Transferable Skills To Highlight When You Change Career
If you are looking to make a career change, then you will find that there is a gap between where you are and where you want to be. Most probably, you will ended up wondering how to prove to an employer that you are a good fit for a role you are under qualified for.
Fortunately, there is a way to shrink that gap by drawing recruiters’ attention to your transferable skills. These are the strengths and abilities built in previous jobs that can also be applied to other positions; skills like time management, problem-solving and research.
To make these softer competencies work for you, it’s important that you have a resume and a cover letter that clearly calls them out. In other words, you need to do the work of making the connections between your background and the job that you are applying.
Here’s how to put together a job application that’ll support a successful career jump.
Identify your relevant transferable skills
First of all, you need to consider which of your transferable skills are most worth highlighting for the job you are applying for.
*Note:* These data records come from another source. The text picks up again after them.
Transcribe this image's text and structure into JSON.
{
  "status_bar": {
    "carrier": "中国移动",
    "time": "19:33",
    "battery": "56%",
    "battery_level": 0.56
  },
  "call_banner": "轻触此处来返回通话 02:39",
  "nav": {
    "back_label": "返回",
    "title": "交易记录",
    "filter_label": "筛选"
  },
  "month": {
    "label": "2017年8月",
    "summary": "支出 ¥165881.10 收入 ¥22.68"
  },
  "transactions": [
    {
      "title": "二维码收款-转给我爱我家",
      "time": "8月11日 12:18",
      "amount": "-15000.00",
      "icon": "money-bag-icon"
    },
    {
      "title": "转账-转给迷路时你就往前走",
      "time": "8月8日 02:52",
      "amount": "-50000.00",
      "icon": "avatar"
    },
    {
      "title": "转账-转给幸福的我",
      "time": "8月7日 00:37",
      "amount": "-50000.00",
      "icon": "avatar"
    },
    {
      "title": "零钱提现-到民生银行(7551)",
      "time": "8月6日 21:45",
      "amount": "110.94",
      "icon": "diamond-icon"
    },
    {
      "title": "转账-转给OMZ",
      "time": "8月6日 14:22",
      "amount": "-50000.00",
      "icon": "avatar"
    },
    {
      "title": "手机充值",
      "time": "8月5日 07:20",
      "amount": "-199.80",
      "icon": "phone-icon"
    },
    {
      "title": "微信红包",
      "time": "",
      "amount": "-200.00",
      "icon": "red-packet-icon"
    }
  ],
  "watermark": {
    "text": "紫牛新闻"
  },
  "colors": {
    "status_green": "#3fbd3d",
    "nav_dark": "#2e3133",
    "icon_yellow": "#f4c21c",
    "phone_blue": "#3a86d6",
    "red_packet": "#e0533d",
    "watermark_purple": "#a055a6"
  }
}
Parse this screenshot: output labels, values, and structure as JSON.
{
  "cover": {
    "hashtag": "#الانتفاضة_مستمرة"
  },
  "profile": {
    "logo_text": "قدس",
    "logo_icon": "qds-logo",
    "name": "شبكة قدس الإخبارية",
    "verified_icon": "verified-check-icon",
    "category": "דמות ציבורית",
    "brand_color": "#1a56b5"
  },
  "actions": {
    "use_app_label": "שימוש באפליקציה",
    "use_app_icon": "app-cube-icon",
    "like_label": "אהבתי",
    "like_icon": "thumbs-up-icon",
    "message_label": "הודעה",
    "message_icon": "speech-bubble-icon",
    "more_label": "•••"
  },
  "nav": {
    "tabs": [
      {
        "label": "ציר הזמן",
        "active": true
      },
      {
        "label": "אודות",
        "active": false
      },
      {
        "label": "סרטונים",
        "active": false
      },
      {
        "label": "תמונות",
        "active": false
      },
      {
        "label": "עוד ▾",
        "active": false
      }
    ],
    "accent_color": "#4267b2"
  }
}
Start by examining the job description and picking out required competencies listed there that you feel confident you possess. You can also think about strengths you’ve gained from side gigs and hobbies too, these can be useful and are equally valuable.
Consider how best to demonstrate your skills
It’s all well and good to be an analytical thinker or team player, but you need to convince employers of this claim. This can be done by quantifying your transferable skills and illustrating how you’ve applied them previously. You can start thinking about past accomplishments and objectives you met in previous roles and express these in numbers as proof that you can do what you say you can. The idea here is to impress the employers enough to shit attention away from your inadequate employment record.
Change up your resume format
You need to give your transferable skills a leading role in your resume and the one that feels right for you. One way to make sure your relevant strengths are noticed is to create a combination resume which first lists your key skills backed by accomplishments and only then details your work history in reverse chronological order. Another way to get your skills noticed is by having a non chronological functional resume, which sorts competencies into categories, with examples, achievements and experience listed as bullet point below each header. It’s a good way to keep the focus off your career path but you need to be aware that the absence of specific details might frustrate recruiters/employers.
Shift the focus of your cover letter
Good news is, if you are battling to communicate how well your skills translate in your resume, you have another chance to do so in your cover letter. It may feel necessary to acknowledge your lack of industry experience in your cover letter but rather than focusing on the negatives, use this precious space to highlight the value you can bring. Show how confident you are about your ability to do the job by getting straight to those invaluable transferable skills of yours.
Use a format that gives prominence to your transferable skills
Last but not least, most candidate will opt for a more traditional letter format that outlines their work history when thinking to change career. It makes more sense to structure the letter around your relevant skills and abilities. Pick three or four key skills and organize the body of your cover letter around them. You could even dedicate a paragraph to each and showcase them by bolded subheading.